I can read and understand proofs of the level that "Mueckenh" is capable
of producing, if and when "Mueckenh"produces any (but I do not claim to
be able to read and understand such proofs as Wiles' of FLT).

But "Mueckenh" 's attempts at proofs have so far all been failures.
From: Virgil on
In article <1157366851.547033.234870(a)m79g2000cwm.googlegroups.com>,
mueckenh(a)rz.fh-augsburg.de wrote:

> Virgil schrieb:
>
>
> > Cantor's "diagonal" in its original form applied only to the set of all
> > binary sequences, i.e ., infinite sequences whose terms were from a set
> > of two objects, and not to real numbers of decimal digits. This is
> > essentially the same as the set of all functions from N to {0,1}, where
> > N is understood to be an endless set of natural numbers.
> > His theorem says that the set of all such functions could not be listed
> > sequentially without leaving some out.
>
> And my tree shows that the complete set can be listed in form of a
> tree.

That every real can be represented by a path in an infinite binary tree
(and some of them even twice) does not mean that there is any function
from the set of naturals, or any other countable set, that surjects to
the set of naturals.
>
> > > What is the difference between my tree and Cantor's list.

The set of members of a list are, by definition countable.
The set of paths in an infinite binary tree, being bijectable with the
power set of the set of naturals, is incapable of having any surjection
from the naturals to it.

Or does "Mueckenh" claim that there is some set which he is able to
surject on its power set?

> > It is only the set of individualy infinite paths in that tree that are
> > uncountable, The set of all edges and the set of all nodes are both
> > countable.
>
> And the set of paths is provably not larger than the set of edges

Not in an "infinite" binary tree in which no path has a terminal node.
In such a tree, the number of paths through each and every node (and
edge) is uncountable.
From: Virgil on
In article <1157366930.917679.213280(a)b28g2000cwb.googlegroups.com>,
mueckenh(a)rz.fh-augsburg.de wrote:

> Virgil schrieb:>
>
> > "Mueckenh" 's claim implies that any infinite set must surject onto its
> > power set.

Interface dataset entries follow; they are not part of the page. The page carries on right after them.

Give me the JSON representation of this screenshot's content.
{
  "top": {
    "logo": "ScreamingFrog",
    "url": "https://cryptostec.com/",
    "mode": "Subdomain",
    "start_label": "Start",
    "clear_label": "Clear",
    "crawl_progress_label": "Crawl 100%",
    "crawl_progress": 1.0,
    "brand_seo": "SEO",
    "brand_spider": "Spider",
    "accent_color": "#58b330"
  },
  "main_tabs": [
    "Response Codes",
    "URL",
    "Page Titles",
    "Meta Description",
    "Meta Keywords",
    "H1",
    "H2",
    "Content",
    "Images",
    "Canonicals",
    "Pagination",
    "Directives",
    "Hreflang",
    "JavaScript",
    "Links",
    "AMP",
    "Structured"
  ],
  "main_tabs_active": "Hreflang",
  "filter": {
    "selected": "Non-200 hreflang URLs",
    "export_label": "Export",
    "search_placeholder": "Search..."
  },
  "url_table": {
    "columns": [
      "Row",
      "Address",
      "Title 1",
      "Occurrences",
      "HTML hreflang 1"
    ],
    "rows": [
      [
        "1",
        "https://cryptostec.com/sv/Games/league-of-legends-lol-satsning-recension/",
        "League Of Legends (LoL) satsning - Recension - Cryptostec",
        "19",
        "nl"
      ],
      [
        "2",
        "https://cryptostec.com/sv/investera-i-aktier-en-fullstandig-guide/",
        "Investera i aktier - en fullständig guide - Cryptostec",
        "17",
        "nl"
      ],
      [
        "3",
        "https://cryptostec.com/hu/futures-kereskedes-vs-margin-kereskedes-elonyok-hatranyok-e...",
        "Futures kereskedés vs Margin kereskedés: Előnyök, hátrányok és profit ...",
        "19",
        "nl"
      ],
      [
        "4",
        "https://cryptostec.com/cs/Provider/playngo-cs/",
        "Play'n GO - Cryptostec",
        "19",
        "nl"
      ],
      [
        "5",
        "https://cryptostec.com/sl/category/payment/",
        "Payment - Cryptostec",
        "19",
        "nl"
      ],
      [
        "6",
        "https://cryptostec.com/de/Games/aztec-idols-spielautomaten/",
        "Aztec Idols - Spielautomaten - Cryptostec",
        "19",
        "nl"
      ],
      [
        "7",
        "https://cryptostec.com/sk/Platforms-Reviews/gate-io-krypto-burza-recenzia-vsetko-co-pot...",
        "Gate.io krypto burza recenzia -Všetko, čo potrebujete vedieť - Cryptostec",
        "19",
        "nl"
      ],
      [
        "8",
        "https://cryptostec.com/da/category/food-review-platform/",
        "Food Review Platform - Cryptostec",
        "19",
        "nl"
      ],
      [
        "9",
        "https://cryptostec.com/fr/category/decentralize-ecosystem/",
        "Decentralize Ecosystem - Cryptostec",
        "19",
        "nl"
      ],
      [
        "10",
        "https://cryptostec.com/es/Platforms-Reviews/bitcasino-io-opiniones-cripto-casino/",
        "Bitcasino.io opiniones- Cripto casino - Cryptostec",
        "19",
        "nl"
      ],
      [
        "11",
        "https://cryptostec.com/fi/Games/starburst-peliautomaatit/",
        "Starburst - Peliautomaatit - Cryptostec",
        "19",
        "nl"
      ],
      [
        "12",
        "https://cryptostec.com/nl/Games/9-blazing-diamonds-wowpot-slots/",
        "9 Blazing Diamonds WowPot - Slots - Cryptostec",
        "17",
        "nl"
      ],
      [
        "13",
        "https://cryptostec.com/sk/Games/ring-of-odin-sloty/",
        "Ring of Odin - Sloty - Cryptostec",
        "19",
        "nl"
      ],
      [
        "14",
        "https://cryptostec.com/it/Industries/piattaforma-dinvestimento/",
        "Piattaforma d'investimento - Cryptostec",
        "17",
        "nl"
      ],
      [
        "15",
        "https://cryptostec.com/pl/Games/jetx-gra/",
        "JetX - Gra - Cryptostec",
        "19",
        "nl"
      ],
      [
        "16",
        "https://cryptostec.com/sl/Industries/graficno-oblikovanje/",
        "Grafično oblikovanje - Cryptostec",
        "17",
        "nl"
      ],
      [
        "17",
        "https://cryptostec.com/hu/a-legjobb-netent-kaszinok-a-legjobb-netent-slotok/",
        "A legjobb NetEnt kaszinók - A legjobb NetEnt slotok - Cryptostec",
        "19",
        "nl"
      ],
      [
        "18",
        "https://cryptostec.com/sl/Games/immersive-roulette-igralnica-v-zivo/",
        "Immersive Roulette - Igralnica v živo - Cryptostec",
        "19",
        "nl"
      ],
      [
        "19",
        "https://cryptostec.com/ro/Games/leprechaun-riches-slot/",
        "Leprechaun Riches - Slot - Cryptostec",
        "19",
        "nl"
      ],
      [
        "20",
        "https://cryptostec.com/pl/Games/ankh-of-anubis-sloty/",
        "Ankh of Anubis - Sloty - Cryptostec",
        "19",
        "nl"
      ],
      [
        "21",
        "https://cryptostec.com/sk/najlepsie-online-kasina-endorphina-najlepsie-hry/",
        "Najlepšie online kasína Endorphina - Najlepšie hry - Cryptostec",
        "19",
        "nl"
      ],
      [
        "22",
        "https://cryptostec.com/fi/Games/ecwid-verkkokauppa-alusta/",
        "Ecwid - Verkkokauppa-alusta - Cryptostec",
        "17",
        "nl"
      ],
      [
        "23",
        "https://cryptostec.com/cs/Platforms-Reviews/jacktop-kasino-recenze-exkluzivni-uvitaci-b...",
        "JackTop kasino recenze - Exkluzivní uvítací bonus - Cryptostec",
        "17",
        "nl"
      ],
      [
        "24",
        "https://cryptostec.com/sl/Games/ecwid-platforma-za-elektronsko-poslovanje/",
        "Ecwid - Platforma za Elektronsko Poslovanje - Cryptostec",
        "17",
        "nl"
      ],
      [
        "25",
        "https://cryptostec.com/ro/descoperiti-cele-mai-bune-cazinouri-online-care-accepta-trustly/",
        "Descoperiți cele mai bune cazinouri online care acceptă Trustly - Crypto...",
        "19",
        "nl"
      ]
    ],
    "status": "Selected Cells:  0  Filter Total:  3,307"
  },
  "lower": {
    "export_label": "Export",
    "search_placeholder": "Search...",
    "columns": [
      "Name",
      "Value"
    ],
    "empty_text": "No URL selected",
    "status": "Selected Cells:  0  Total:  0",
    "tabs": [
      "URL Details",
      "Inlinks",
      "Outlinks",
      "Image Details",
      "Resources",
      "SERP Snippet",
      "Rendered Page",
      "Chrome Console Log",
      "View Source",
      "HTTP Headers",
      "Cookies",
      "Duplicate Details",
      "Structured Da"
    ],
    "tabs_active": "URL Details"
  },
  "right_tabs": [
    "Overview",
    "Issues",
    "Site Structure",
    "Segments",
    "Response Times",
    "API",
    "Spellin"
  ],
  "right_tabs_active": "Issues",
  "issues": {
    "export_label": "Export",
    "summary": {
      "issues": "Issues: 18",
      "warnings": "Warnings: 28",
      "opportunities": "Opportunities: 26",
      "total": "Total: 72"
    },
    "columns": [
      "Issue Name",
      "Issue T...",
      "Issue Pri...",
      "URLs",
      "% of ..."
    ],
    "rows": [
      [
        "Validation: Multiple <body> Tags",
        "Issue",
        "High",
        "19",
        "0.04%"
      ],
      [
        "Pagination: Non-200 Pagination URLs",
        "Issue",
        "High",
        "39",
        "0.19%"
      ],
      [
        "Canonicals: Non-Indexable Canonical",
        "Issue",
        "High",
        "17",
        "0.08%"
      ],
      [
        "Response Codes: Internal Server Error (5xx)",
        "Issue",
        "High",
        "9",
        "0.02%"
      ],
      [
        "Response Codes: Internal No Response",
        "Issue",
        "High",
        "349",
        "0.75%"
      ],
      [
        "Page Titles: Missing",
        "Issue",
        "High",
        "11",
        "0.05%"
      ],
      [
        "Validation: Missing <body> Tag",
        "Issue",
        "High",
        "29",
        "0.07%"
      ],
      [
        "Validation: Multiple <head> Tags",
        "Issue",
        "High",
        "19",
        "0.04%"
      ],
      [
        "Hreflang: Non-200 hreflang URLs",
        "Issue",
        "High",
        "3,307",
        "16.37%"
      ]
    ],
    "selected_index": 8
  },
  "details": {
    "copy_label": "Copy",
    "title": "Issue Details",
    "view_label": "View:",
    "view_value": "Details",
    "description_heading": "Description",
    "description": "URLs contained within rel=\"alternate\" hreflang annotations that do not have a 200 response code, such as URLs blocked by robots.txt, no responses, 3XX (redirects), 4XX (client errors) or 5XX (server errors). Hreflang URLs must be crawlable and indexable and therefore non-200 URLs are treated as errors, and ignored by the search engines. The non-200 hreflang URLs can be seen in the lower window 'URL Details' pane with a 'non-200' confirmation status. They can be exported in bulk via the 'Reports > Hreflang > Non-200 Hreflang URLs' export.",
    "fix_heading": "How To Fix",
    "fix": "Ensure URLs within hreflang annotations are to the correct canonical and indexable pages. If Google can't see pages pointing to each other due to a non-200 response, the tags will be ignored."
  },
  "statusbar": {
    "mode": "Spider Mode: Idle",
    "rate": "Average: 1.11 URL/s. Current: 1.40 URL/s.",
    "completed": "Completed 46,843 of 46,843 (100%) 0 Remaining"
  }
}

But that has been shown to be false.
>
>
> Learn the difference between a surjection and an intercession.

Intercession is what God sometimes does in answer to a prayer.

But God won't intercede to help "Mueckenh"in this matter,
not even in answer to "Mueckenh" 's prayers.
From: Virgil on
In article <1157367096.604428.36330(a)i42g2000cwa.googlegroups.com>,
mueckenh(a)rz.fh-augsburg.de wrote:

> Dik T. Winter schrieb:
>
> > But if you wish, provide a definition of "number". As far as I know,
> > there is not one in mathematics.
>
> A number has only one of the following properties: It is larger than or
> smaller than or equal to any natural number.

A complex number is a number which need not have any of these properties.

And before one uses "larger", "smaller" or "equal", in any definition,
one must define them too.
From: Virgil on
In article <1157367209.318653.75760(a)p79g2000cwp.googlegroups.com>,
mueckenh(a)rz.fh-augsburg.de wrote:


> Counting is the most primitive version of addition.

Counting is not addition at all.

If anything, addition is definable as a short cut for certain counting
problems, but not the reverse.

"Mueckenh" has, as he often does , again put the cart before the horse.